Du hast vollkommen recht damit, dass man nicht durch Beete latschen sollte und dass mein Sohn noch zu klein ist um es zu verstehen. Deswegen versuche ich ihm auch immer wieder zu erklären wenn er etwas nicht darf, z.B. durchs Efeu laufen, aber ich glaube ich muss es wohl noch ein paar Tausendmal sagen, bis es auch wirklich ankommt. Er ist einfach noch nichtmal 2 Jahre alt.
nur in dieser Anlage sind keine wirklichen Blumenbeete wie man sich das vorstellt mit Tulpen, Narzissen und was weiß ich, es sind "nur" Bodenbedeckerpflanzen wie Efeu und etwas, das lila Blüht aber von der Struktur auch Bodenbedeckermäßig ist wie Efeu. Und es gibt einige Büsche. Und dieses Pflanzengemisch grenzt nun den Spielplatz teilweide ein, so dass es öfter mal vorkommt, dass ein Kind drüberläuft. Mehr als ihm zu erklären dass er das nicht darf kann ich nicht. Die größeren Kinder haben eh ohne Eltern dort gespielt, wer weiß, was die alles "angestellt" haben.
Ich finde die Reaktion der Nachbarin auch übertrieben. Aber es ärgert mich wirklich. Was erlaubt die sich eigentlich in einem derartigen Ton über mein Kind und über Kinder im allgemeinen herzuziehen.

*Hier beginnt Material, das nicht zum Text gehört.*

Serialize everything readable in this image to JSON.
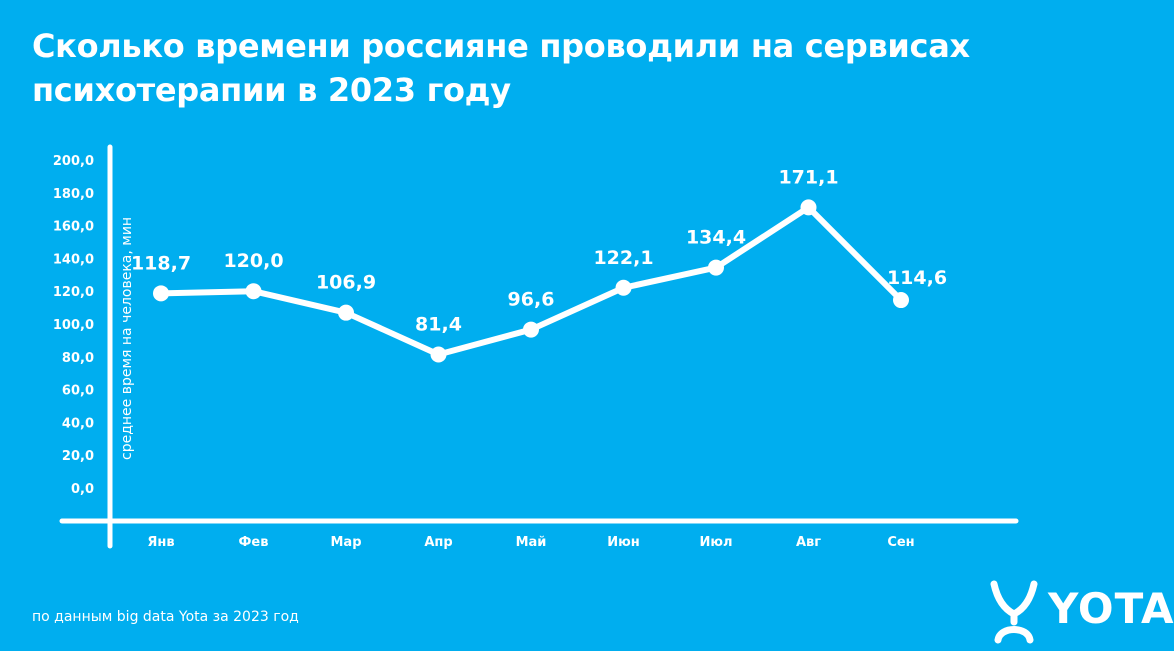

Beitrag von windsbraut69 25.04.10 - 10:40 Uhr

"Was erlaubt die sich eigentlich in einem derartigen Ton über mein Kind und über Kinder im allgemeinen herzuziehen. "

Sag DU IHR das und zieh da nicht die ganze Genossenschaft mit rein. Du machst Dich doch nur lächerlich und wenn Du in Zukunft ein echtes Problem bekommen solltest, nimmt Dich niemand mehr ernst.

Die Nachbarin hat sich sicher auch nicht über ein Kleinkind geärgert, dass Blumenbeete nicht von der Wiese unterscheiden kann, sondern darüber, dass Du es nicht rechtzeitig dort weggeholt hast.

Die Pflanze heißt übrigens "Immergrün" und ist eine Zierpflanze und kein Sportrasen.